Don’t let Russia distract from other issues

Jack Craver
Jack Craver
Published in
2 min readMay 25, 2017

Whatever the media and Robert Mueller turn up on Trump’s ties to Russia in the coming months, it appears highly unlikely that it will be good for the president. Whether or not the investigation produces severe legal consequences for the president (impeachment, arrests of close aides, etc), the political damage of the revelations is already clear.

It doesn’t appear so much that independent voters believe Trump is at the center of a vast criminal conspiracy as much as they now see him as incompetent, unhinged and ethically-challenged.

Naturally, Democrats are delighted. And they should be. There is a certain justice not only in revealing Trump’s misdeeds, but revealing the profound hypocrisy that underpins them. Drain the Swamp. Lock her up. What a load of crap.

But the Dems shouldn’t fall into the same trap as last year, when they let focused on Trump’s glaring shortcomings at the expense of explaining how they were going to help the average American.

The biggest domestic issue, of course, is Obamacare.
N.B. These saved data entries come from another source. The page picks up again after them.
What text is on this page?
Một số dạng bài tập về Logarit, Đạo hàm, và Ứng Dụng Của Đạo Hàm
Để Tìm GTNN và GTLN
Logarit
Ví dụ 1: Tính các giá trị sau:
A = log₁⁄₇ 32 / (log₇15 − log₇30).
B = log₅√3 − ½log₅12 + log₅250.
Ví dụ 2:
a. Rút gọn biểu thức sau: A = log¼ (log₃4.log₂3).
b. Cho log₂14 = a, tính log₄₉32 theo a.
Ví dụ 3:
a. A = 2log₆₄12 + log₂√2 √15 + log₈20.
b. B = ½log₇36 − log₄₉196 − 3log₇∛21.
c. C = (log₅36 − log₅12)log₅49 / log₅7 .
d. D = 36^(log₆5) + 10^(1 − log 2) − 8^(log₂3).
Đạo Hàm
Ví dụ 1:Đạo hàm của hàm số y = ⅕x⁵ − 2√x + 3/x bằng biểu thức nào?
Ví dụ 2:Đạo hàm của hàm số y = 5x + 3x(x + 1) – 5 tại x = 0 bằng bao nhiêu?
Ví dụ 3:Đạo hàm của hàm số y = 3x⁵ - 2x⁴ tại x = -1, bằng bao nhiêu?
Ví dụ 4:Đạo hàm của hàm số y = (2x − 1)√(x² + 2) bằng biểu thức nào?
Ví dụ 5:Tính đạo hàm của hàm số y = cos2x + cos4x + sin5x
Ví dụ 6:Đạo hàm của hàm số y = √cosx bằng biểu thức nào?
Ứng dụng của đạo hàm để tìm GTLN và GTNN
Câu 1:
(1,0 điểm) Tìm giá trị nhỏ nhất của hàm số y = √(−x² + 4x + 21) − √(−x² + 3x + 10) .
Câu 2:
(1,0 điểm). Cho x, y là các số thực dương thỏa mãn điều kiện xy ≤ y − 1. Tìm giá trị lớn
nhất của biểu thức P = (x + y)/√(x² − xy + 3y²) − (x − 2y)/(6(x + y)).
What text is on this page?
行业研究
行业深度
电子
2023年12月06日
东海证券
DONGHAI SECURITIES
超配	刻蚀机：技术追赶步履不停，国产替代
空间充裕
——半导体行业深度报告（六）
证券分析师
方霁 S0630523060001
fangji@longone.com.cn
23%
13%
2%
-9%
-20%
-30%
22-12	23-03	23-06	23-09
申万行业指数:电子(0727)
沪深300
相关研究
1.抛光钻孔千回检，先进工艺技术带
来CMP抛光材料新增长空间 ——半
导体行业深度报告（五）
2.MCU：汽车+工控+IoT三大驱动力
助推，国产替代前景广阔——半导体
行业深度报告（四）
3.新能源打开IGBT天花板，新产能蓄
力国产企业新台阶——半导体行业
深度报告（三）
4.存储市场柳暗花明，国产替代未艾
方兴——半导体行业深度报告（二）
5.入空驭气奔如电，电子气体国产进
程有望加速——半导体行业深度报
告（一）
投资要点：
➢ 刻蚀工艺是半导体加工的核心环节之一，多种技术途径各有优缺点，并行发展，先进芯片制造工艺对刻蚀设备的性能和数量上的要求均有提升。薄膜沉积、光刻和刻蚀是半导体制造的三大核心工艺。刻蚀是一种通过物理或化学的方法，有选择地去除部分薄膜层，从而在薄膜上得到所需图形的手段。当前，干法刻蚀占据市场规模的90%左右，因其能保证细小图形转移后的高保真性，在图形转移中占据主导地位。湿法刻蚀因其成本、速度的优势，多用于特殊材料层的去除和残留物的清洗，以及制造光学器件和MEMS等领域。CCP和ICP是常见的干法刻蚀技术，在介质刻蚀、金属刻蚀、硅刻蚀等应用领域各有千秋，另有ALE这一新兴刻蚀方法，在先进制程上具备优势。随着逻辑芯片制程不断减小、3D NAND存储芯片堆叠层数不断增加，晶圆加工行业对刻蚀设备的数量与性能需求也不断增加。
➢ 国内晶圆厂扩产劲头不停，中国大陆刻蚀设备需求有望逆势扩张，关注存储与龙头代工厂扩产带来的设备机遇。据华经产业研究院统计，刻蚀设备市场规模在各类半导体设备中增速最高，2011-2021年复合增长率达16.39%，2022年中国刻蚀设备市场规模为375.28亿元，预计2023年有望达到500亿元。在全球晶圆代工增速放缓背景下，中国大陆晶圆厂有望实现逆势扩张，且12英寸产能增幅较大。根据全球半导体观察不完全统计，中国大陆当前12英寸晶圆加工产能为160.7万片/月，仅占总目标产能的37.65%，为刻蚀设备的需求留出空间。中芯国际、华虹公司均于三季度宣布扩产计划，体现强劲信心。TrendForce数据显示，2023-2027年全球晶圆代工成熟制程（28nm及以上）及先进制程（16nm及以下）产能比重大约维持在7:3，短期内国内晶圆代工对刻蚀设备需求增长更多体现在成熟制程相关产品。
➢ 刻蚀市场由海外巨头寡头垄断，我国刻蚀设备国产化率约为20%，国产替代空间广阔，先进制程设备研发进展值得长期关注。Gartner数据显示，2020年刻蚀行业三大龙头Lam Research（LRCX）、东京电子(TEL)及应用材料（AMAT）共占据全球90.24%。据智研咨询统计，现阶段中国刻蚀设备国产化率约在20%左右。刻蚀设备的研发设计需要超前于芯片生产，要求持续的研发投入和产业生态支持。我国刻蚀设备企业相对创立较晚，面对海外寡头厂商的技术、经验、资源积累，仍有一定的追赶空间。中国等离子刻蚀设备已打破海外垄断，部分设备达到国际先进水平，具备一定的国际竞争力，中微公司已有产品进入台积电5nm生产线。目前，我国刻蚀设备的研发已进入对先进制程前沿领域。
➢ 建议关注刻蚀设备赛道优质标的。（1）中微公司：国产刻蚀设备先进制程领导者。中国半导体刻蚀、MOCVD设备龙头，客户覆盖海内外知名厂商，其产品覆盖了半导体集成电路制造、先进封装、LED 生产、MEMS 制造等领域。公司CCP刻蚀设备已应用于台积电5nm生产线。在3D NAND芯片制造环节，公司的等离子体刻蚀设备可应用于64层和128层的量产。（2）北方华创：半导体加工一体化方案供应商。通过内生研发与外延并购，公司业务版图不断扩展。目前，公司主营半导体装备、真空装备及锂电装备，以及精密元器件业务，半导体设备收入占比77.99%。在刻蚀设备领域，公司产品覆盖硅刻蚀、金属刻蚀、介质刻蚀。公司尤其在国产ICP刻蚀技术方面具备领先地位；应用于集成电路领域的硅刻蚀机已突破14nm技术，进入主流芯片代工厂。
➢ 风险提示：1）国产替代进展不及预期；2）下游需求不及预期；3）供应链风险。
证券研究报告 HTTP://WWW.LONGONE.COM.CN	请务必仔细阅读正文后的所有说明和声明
But there’s also the enormous redistribution of wealth that Trump is seeking through a tax overhaul, the usurious cost of higher education(that Trump is doing nothing about), stagnating wages, a world record prison population, environmental destruction and 12 million U.S. workers who are forced to live in the shadows due to their immigration status.

If Democrats really want to believe the “demographics is destiny” mantra, then they have to connect with young voters on those subjects right now.

Unfortunately, because the midterm elections are typically dominated by older, more conservative voters, the short-sighted Democratic consultants will likely be encouraging candidates to focus on convincing middle-of-the-road voters to vote for a check on Trump’s power, rather than trying to win a mandate for progressive change.